Libya, yang dikuasai oleh Muammar Gaddafi selama empat dekade, mengalami kekacauan yang lebih drastis. Protes damai berkepanjangan berujung pada konflik bersenjata ketika Gaddafi menanggapi dengan kekerasan. Dukungan internasional melalui intervensi NATO mempercepat kejatuhan Gaddafi, namun situasi di Libya setelahnya menjadi carut-marut dengan banyaknya faksi bersenjatakan yang berebut kekuasaan.
Berbeda dengan negara-negara lain, Suriah menghadapi konflik yang lebih mengerikan. Gerakan protes awalnya dimulai sebagai gerakan damai untuk meminta reformasi, namun dengan cepat berubah menjadi perang saudara yang berkepanjangan. Pemerintah Presiden Bashar al-Assad mengerahkan kekuatan militer untuk menghancurkan oposisi, yang mengakibatkan ribuan kematian dan pengungsian massal. Hingga kini, Suriah masih terjebak dalam kekacauan dan tragedi kemanusiaan.

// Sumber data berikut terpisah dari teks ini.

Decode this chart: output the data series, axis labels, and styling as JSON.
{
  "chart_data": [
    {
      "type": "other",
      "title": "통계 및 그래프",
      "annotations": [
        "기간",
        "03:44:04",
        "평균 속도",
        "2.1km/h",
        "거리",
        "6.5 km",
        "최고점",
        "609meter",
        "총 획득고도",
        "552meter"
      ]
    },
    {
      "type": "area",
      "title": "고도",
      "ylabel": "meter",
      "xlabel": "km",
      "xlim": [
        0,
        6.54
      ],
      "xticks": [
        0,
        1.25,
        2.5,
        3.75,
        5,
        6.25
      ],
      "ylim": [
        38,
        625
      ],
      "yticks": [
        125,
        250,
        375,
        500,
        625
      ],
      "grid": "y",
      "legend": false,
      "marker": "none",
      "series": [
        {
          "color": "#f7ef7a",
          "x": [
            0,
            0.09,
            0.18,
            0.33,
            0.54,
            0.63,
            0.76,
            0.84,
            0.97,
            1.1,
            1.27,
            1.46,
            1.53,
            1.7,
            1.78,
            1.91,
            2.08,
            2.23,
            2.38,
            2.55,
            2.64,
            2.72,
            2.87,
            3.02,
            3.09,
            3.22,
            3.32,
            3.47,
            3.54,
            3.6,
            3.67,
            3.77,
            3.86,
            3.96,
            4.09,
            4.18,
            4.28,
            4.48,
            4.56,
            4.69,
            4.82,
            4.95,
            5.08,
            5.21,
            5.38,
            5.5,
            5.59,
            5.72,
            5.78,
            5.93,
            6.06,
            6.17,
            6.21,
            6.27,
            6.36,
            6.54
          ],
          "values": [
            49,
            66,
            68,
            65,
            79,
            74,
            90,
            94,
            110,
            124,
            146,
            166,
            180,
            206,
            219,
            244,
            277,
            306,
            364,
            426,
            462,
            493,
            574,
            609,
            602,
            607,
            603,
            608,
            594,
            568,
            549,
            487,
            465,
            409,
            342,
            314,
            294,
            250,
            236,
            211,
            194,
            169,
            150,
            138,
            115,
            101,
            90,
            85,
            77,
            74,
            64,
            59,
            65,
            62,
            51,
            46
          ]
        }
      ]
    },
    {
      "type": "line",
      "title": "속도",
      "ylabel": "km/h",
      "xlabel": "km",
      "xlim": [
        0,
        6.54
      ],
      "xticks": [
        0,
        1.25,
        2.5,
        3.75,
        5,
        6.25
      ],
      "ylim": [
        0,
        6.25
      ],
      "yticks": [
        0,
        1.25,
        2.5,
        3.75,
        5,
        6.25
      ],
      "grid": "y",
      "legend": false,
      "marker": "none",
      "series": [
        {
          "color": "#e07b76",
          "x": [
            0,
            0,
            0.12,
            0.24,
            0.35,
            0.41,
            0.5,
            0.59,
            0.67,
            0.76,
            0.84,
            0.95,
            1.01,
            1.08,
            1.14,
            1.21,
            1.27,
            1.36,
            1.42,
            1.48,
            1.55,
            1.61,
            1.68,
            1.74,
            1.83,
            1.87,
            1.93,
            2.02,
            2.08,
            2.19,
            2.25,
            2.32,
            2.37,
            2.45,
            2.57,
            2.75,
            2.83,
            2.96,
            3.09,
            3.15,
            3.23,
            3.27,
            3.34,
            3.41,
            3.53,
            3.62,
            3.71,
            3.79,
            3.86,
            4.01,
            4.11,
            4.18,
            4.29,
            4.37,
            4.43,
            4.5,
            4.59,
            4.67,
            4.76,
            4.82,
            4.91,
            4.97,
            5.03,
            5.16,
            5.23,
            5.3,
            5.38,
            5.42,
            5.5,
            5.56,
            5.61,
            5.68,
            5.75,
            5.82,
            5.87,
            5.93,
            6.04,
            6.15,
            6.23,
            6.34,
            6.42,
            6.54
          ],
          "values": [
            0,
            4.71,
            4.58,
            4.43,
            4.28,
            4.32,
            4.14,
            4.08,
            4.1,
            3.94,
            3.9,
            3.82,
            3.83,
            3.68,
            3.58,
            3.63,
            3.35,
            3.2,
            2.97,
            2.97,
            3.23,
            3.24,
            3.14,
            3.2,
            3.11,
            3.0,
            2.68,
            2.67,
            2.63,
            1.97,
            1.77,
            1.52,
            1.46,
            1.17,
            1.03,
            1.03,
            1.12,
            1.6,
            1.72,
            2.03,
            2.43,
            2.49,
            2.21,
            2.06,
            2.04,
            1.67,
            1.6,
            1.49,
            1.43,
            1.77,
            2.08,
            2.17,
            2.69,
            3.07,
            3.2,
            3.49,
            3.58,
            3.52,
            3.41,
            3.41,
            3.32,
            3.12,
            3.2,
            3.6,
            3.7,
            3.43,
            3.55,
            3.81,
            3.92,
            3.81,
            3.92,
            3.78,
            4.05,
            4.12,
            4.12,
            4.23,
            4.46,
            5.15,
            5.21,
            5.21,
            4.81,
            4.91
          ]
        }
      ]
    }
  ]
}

Sementara itu, Yaman juga terjerumus dalam konflik yang mematikan. Protes yang dimulai karena ketidakpuasan terhadap Presiden Ali Abdullah Saleh berujung pada konflik multilateral, melibatkan berbagai faksi, termasuk kelompok Houthi yang mendapatkan dukungan Iran. Negara ini saat ini sedang berjuang melawan krisis kemanusiaan yang parah, dengan penyebab utama berasal dari perang saudara yang berkepanjangan.
Imbas dari Arab Spring tidak hanya terasa di kawasan tersebut, tetapi juga di seluruh dunia. Tuntutan akan demokrasi di Timur Tengah mendorong banyak negara secara global untuk memperhatikan situasi politik di kawasan ini. Namun, harapan akan demokrasi yang lebih baik sering kali dibayangi oleh kekerasan dan konflik, mengarah pada "Musim Semi yang Berdarah".